Germany's Jewcentricity is of a completely different order. No negative slur against Jews goes unanswered in the law courts or in the court of public opinion. This has hardly eliminated prejudice against Jews. In an anti-Semitic prank with echoes of the Third Reich, a high-school student in eastern Germany was forced by bullies not long ago to wear a sign around his neck in the school yard: "In this town I'm the biggest swine because of the Jewish friends of mine." The teacher reported it, the chief of police was firm in his outrage, and the state minister of the interior promised an investigation. Germany does not tolerate public exhibition of Nazi symbols.


But the strain of anti-Semitism that many thought would vanish after the horror of the Holocaust has again risen again in the Middle East and among European fellow travelers of the Islamists, whose rhetoric targets Israel in a way that Hitler would readily recognize. Israel is the euphemism for the demonized Jew. The Jews become, as Jonathan Rosen observed in The New York Times, "interchangeable emblems of cosmic evil."


It's not simply an empty gesture that maps available in Middle Eastern countries show Israel erased. Hezbollah demonstrated its capacity to send rockets into Israel, and the Iranian nuclear threat is aimed first at Israel.


Jews remain convenient scapegoats as they continue to haunt the fantasies of rationalizers and haters who want to avoid responsibility for their own culpability. In the 1930s, Jews were blamed for everything that went wrong in Germany (and later in Eastern Europe). Today they're perceived as the seminal cause of Islamic terrorism, subject to the same old media stereotypes that thrived in Nazi newspapers. Getting rid of the Jews in Europe wasn't enough.

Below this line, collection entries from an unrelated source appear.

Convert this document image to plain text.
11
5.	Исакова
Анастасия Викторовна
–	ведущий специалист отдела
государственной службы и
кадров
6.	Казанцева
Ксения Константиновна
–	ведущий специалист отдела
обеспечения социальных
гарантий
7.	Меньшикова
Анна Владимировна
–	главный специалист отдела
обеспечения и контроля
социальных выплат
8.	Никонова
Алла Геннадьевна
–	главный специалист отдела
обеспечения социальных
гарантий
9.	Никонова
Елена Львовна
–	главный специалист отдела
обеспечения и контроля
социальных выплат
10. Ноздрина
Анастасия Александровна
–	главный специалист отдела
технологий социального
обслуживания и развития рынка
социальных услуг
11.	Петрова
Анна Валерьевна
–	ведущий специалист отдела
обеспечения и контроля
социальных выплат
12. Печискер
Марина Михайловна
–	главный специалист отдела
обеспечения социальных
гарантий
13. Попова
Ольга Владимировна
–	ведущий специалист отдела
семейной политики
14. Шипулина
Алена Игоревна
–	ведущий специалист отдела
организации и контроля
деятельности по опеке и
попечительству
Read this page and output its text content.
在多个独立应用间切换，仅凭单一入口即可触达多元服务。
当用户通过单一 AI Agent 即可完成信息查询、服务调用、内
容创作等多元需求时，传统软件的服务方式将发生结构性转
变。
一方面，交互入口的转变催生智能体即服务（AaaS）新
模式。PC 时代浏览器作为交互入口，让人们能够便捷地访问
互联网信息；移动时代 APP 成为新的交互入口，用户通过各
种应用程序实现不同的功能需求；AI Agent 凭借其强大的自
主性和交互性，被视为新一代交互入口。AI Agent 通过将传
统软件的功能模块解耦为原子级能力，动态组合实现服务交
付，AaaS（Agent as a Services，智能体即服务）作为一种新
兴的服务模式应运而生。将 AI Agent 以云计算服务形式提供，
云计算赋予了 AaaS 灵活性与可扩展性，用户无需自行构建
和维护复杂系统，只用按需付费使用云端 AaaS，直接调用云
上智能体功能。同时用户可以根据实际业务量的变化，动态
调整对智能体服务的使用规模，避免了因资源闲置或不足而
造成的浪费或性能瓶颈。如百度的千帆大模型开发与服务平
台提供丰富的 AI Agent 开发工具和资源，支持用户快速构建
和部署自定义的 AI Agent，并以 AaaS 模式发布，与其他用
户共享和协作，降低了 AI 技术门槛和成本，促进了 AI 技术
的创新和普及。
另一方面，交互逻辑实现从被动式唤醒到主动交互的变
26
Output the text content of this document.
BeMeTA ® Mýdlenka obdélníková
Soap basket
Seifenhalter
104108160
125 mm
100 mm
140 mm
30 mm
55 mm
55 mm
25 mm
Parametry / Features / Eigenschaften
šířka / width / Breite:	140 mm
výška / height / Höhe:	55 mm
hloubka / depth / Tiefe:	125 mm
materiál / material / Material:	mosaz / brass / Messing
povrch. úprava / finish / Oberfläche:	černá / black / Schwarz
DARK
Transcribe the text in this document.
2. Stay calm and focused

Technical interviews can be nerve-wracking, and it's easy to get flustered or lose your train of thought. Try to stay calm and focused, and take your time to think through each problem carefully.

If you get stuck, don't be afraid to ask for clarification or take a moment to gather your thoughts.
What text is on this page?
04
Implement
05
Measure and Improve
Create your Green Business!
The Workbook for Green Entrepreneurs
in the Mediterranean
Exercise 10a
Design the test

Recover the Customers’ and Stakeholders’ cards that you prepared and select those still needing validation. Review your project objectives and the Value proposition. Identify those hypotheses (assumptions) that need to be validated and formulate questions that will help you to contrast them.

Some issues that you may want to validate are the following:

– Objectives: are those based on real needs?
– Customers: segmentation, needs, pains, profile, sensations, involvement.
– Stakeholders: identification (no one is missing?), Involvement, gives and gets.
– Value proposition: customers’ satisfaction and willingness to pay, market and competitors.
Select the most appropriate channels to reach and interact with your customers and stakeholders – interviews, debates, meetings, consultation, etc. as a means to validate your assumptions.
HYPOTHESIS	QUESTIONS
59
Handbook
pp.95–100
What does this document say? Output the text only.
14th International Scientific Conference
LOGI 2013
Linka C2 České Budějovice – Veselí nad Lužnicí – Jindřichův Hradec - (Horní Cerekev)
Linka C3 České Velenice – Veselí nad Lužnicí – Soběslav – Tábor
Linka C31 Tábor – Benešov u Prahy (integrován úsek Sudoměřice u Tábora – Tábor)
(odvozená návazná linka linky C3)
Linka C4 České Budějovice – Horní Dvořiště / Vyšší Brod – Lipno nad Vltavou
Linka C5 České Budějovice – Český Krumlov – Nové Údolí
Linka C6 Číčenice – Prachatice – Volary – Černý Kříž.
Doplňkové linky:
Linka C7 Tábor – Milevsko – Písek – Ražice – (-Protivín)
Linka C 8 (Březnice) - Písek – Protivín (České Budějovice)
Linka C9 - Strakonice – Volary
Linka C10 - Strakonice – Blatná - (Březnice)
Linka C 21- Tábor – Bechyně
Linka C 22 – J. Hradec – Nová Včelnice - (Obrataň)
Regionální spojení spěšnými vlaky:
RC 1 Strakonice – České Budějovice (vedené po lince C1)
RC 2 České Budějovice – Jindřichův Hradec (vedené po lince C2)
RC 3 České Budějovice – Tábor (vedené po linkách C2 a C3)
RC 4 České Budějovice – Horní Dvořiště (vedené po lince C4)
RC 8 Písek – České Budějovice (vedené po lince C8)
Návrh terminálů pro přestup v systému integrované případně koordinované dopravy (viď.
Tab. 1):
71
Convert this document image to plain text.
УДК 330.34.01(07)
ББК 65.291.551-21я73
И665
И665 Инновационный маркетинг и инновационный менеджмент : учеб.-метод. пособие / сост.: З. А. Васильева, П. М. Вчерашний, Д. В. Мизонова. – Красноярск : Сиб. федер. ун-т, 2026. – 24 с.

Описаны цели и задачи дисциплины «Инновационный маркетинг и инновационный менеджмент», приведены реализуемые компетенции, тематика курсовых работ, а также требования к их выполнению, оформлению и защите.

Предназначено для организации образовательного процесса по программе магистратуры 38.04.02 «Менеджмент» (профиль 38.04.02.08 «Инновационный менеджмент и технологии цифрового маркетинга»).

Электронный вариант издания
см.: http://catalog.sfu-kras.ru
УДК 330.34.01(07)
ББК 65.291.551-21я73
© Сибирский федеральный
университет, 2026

"Jewcentricity" serves a specific purpose both in the Middle East and in Europe. It unites the Muslims against a common enemy and conceals their own divisions and discontents, which would be there even if there were not an Israel to hate. Increasing Muslim populations in Europe threaten the peace in ways that absent Jews do not. But we can blame the Jews, anyway.


The Nobel Prize-winning Hungarian novelist Imre Kertesz observes that Europeans mask their criticism of Israel in mournful tones about the Holocaust but use the language that led to Auschwitz. "Because Auschwitz really happened, it has permeated our imagination, become a permanent part of us," he says. "What we are able to imagine — because it really happened — can happen again."